何しろ検索を行うシステム自体が今、ウイルスで停止しているのだから。


「お前はどうなんだ、チーフさんよ」

「ユ、ユメは勿論出来るわよ。ナビゲーションチーフだもん!」

「じゃあ案内してくれ」


「――うっ、いたい。おなか、痛い!」

「すげえガキ臭い理由で逃げやがった!?」


 ユメであれば不可能ではないが、彼女が母艦のシステムに介入するのは問題があった。個人的な問題なのだが、本人には重要だ。

母艦のシステムが停止している以上ユメが直接干渉するしかないのだが、ユメ本人が母艦のシステムに干渉すると地球に知られる危険性があった。

彼女にとって、地球はもはやどうでもいい存在。干渉したくも、されたくもなかった。


「……やべえな、どうしよう……このままじゃ」

「お、おいおい、そんな不安そうな顔をするなよ。僕がいるだろう!」

「てめえがいるからなんだってんだよ。と言うかお前、いい加減足を止めろ」

「君こそ悩んでいるくせに、足は止めないな!」


 誰もが皆困り切った顔、体力どころか気力まで失いつつある。それでも足は止めない、勝負は絶対にやめない。
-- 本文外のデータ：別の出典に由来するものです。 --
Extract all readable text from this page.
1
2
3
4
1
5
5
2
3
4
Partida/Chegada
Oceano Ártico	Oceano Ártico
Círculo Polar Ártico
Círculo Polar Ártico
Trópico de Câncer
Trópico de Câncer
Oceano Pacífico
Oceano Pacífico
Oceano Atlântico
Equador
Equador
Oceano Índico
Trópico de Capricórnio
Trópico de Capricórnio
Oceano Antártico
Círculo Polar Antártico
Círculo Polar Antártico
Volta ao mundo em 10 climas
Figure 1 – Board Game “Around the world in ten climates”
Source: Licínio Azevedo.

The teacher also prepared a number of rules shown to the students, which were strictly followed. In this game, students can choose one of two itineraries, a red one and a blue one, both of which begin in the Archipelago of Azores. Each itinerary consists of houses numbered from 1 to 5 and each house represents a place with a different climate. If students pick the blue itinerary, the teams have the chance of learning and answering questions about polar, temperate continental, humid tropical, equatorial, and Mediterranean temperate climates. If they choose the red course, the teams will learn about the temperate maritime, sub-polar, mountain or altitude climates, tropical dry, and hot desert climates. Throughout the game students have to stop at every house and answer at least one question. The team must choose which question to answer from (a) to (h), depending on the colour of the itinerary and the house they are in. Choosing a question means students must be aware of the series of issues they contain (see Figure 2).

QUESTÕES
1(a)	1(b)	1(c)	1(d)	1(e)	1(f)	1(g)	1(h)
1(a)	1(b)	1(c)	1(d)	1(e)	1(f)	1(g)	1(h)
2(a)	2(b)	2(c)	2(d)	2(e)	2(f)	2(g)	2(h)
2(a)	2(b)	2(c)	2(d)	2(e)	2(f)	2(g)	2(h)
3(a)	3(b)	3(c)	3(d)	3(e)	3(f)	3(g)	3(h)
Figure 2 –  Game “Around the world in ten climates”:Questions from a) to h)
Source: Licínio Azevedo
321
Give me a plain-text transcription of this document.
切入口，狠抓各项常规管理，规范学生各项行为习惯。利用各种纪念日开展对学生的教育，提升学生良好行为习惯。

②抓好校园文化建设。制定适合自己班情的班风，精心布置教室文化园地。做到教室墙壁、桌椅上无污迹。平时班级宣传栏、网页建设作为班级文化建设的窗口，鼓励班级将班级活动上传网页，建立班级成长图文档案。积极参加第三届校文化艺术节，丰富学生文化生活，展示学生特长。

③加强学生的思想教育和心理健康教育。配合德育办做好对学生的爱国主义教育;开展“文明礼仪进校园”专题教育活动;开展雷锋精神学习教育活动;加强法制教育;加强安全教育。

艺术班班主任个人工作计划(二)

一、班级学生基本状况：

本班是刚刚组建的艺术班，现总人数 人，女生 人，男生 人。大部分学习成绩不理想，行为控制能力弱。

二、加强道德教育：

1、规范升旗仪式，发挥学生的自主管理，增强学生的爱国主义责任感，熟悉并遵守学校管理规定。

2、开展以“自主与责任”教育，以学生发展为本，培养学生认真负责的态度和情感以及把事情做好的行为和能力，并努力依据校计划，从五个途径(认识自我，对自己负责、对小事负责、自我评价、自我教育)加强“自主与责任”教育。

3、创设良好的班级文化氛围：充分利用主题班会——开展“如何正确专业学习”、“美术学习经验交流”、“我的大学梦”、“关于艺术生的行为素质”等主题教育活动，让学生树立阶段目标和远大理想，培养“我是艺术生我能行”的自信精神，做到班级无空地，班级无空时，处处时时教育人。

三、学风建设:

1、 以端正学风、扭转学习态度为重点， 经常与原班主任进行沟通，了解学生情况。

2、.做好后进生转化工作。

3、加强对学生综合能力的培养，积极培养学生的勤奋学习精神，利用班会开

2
これは彼女達にとって勝負であり、冒険でもある。ようやく一人だけの生活が終わり、仲間達との冒険に出ているのだ。


自分の意志で、故郷を飛び出したのだ。苦境に立たされたからといって、引き返したくはない。前へと進んでいたい――!


「ちくしょう……カイ、どこだよ!!」



「――このやかましい声、ツバサか」



 果てしなく続く通路の横脇から、荷物を抱えた一人の少年が飛び出してくる。彼の背後には別チームのメイア達、調査隊が並んでいる。

いきなりの登場――待ち望んでいた存在のまさかの登場に、ツバサは足を止める。


足を、止めてしまった。


「……お、おまえ、どうして」

「お前らこそどうして、わざわざ"戻って"来ているんだ。まさか迷子にでも――わっ!?」


 ツバサはそのまま、カイの胸の中に飛び込んだ。よろけてしまうが、倒れたりはしない。どれほど体勢が悪くなっても、家族を落としたりはしない。

何も言わず、さりとて静観せず、ツバサはカイの胸に顔を押し付けて表情を隠す。強く抱きしめられて狼狽えてしまうが、文句はいったりしない。


いつも生意気な口を叩いていても、ツバサはまだ子供――不安になれば頼るのが、家族なのだ。